Sherilyn Winrose, author of Safe Harbor published by Second Wind Publishing, speaks about depth of character:

There are a few things which will make me stop from reading a story.

Cookie cutter, cliché characters is one of them. Or characters who lie flat on the pages like paper dolls.

There is one author I just don’t read anymore, because her characters repeat, repeat, repeat. I gave up on any hope of some miracle of original characters with her. She’s popular and vastly successful in the publishing world. Three pen names last I heard, all of them have best sellers. We should all be so lucky. All the same, she lost me for lack of originality in her characters.

When I approach a story, generally the characters come to me first. I write romance, so there are some things my Hero must have. Momma’s boys, short, no morals, weak of will or ego-driven men need not apply.

Heroine – Pretty much up to the author. I personally refuse to give voice to damsels in distress, clingy, needy types, martyrs, and drama queens.  Heaven save me from weak women!

For supporting characters the sky’s the limit so to speak. I have a lot of fun with my supporting characters.

The ‘complications’ or skills my characters have dictates the amount of research required to make them real.  Some of the complications/skills I have, so it comes pretty easy.  Other times they come to me with things I know nothing about.

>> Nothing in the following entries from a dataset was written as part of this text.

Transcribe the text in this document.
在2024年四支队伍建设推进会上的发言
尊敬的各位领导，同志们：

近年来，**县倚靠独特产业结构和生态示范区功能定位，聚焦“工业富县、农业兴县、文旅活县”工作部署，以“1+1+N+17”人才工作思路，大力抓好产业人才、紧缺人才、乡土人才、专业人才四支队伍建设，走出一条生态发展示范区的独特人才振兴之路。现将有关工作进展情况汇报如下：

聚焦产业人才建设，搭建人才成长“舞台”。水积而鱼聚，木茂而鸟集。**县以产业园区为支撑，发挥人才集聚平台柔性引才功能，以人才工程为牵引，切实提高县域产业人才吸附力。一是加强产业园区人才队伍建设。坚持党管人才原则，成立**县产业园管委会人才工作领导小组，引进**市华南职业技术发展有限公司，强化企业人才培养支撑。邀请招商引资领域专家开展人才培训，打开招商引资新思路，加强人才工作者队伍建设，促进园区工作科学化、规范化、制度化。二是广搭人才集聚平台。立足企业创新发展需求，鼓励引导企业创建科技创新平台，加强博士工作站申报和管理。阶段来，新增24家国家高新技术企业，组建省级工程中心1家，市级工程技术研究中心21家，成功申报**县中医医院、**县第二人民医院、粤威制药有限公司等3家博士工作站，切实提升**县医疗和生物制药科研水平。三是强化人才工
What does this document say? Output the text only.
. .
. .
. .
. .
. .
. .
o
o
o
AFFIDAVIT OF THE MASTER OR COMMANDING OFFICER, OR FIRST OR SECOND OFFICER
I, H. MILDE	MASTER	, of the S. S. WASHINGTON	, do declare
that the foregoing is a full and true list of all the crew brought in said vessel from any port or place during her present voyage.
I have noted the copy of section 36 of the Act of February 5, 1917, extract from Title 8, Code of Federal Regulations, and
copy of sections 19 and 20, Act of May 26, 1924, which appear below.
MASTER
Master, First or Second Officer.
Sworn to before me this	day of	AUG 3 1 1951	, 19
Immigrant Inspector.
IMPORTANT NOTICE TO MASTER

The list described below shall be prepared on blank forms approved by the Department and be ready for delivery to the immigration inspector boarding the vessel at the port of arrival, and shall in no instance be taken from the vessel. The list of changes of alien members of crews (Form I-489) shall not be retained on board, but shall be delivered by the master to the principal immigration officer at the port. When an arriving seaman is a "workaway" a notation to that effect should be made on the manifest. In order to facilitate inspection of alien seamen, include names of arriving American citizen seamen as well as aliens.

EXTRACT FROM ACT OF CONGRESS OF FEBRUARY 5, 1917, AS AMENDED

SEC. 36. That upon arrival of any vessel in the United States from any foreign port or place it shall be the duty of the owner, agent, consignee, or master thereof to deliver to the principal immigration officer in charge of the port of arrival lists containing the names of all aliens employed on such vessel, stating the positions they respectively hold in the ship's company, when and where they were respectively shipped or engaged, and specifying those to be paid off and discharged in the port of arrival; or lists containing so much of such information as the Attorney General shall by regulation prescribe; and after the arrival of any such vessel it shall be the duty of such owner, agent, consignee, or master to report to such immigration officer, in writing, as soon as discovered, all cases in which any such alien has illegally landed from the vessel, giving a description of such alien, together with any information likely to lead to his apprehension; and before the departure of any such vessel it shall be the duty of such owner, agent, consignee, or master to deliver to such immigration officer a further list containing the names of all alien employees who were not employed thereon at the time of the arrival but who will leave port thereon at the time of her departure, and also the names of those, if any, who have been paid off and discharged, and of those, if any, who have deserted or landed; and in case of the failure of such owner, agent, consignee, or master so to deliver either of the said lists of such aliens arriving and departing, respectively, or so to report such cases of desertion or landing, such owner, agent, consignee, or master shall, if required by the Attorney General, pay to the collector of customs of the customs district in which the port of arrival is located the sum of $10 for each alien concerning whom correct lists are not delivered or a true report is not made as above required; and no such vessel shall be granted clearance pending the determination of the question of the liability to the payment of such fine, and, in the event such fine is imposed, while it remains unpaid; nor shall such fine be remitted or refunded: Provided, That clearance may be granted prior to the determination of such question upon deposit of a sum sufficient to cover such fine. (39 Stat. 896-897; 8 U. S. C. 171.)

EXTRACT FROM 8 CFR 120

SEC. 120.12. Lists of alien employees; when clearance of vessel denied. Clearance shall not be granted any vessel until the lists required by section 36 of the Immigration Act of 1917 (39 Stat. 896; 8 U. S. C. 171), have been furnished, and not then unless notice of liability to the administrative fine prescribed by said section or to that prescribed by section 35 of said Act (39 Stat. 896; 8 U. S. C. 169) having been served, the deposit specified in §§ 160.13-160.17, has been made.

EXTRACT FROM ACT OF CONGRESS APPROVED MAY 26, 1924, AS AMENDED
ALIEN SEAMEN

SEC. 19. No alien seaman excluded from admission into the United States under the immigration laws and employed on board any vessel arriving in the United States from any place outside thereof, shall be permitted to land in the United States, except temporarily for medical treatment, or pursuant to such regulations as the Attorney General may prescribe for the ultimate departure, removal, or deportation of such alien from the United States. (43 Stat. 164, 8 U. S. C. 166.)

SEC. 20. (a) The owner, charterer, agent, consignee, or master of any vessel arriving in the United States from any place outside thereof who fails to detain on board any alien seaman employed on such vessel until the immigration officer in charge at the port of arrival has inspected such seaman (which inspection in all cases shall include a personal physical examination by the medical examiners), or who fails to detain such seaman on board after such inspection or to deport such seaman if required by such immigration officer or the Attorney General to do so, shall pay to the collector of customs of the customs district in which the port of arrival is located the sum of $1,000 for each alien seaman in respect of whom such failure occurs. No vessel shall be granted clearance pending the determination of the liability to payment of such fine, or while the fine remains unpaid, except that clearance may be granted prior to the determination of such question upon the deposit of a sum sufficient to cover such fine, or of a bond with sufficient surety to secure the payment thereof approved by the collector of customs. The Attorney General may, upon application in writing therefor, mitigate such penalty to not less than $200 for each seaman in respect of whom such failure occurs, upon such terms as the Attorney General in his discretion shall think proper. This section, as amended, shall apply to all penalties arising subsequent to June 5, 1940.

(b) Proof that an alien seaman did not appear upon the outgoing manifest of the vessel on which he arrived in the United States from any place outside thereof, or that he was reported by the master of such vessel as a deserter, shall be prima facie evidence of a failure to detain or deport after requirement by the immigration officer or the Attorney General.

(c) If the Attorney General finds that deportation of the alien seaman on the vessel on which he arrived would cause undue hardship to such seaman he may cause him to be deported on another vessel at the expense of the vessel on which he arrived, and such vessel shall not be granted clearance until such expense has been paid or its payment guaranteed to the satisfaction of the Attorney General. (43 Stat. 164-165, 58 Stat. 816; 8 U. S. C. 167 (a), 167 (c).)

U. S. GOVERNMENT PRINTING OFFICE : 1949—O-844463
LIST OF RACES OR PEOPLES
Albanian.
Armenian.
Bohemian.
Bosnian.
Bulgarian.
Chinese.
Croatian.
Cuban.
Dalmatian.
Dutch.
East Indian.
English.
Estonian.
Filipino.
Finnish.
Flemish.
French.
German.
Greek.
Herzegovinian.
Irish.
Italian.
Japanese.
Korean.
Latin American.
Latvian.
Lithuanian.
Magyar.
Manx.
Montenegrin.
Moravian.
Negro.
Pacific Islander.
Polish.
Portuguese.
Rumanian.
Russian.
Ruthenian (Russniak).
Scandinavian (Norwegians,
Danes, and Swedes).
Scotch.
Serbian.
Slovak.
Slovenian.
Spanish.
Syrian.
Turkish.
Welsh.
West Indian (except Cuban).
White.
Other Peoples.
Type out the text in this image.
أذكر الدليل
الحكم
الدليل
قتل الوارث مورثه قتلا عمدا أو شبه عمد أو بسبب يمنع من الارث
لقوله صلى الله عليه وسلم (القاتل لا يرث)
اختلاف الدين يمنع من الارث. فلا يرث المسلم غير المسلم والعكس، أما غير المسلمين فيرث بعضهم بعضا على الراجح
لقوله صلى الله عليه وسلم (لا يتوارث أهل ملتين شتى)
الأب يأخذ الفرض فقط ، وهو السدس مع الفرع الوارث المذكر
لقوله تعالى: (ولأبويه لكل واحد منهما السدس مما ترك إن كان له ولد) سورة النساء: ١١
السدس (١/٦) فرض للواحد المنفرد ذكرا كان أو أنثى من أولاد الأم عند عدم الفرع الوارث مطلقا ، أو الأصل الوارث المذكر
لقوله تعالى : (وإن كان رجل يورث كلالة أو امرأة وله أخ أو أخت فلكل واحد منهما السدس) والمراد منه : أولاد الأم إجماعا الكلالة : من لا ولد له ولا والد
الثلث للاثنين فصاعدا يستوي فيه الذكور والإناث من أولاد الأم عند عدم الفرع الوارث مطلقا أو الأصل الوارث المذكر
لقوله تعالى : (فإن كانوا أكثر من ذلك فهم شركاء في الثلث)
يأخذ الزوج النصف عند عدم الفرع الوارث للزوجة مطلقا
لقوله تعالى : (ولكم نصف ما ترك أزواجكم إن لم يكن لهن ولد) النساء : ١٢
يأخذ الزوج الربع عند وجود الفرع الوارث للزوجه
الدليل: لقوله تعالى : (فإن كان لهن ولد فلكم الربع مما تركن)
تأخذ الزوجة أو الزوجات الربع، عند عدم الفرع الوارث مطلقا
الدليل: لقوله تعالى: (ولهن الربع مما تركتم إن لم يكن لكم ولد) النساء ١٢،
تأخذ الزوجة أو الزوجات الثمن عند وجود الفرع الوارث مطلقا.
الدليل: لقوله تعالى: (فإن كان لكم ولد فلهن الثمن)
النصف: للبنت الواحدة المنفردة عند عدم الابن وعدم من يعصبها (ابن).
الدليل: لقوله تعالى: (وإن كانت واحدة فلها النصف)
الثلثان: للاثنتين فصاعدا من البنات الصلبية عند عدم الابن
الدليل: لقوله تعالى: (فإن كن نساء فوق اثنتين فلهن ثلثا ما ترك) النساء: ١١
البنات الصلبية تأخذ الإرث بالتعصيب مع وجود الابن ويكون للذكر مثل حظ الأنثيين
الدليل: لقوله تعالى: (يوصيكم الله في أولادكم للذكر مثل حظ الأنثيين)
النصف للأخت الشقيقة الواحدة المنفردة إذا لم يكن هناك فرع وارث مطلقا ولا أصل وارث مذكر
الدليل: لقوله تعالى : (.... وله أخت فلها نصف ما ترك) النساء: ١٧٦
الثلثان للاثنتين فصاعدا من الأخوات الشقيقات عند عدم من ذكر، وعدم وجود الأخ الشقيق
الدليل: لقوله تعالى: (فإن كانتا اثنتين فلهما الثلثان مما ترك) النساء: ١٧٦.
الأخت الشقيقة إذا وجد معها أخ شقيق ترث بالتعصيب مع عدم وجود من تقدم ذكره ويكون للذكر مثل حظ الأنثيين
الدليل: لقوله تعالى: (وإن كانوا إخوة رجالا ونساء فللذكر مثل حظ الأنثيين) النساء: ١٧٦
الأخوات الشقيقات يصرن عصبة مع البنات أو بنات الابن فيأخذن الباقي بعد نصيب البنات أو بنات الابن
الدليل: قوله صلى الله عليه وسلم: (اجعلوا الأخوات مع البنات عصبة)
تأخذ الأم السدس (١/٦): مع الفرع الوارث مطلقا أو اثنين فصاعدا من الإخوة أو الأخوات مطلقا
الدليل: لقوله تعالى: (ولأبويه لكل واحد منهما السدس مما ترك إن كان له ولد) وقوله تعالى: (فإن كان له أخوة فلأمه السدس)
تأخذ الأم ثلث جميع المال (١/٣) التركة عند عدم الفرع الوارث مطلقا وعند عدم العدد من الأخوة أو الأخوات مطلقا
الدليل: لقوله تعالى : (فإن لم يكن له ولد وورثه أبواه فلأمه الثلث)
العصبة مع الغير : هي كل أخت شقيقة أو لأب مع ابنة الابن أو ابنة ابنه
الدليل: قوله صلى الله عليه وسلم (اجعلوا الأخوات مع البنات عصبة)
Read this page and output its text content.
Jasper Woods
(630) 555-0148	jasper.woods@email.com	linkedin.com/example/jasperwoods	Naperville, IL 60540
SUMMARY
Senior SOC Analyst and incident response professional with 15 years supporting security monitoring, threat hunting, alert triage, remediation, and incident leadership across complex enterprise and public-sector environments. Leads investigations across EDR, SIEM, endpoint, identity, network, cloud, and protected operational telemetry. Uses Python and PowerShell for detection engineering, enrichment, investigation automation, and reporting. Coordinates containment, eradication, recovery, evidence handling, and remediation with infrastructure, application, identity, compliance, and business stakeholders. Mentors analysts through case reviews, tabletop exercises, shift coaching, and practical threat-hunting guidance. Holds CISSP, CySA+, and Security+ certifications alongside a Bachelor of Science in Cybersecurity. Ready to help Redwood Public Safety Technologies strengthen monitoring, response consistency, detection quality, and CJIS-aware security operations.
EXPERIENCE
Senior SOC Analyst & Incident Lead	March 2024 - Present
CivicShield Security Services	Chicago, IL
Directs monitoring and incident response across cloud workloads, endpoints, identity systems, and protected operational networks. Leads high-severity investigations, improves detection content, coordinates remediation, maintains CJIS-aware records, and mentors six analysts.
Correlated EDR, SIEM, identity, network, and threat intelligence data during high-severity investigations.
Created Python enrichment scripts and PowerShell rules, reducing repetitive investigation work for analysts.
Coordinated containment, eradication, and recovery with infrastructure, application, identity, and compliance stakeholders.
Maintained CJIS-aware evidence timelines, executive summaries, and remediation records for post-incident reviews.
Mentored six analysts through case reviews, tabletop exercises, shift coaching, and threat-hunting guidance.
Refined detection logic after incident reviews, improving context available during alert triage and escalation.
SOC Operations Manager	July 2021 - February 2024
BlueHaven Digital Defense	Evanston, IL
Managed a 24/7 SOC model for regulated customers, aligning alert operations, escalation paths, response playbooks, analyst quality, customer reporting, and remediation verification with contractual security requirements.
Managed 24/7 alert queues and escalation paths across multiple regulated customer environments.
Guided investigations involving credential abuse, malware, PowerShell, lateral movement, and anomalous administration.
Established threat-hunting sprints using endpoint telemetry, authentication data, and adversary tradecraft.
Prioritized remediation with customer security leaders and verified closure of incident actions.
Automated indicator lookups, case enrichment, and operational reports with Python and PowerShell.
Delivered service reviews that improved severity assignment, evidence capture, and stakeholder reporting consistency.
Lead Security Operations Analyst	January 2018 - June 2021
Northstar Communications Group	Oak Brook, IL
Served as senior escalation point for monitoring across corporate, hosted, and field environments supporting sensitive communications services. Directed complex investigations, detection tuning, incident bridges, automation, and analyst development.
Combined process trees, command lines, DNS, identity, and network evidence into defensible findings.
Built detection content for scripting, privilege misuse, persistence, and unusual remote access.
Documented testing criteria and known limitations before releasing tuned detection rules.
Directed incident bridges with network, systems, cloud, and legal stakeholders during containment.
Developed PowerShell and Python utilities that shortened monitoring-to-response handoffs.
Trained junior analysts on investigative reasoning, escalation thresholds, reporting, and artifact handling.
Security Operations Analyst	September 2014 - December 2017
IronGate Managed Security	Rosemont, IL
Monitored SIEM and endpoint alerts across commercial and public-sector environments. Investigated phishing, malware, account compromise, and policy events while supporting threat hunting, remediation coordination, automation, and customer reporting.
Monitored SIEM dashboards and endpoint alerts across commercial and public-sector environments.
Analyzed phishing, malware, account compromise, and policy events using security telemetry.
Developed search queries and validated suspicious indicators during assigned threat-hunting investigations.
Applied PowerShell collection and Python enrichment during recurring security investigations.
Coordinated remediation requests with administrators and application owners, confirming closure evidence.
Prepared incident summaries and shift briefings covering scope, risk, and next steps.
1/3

How do you bake biscuits in a camp fire?  What would it be like to have the hopes of many rest on your shoulders?  How many miles can two riders and a pack animal travel in the Sierra Nevada?

All of these things add depth and reality to characters.  If your heroin loves and grows roses, please don’t tell me she has a miniature rose growing over an 8 ft arbor..that ain’t gonna happen, and she should know that.

How do you approach your characters, their quirks, skills and inner being? Do you get lost in research? Or find not much is required?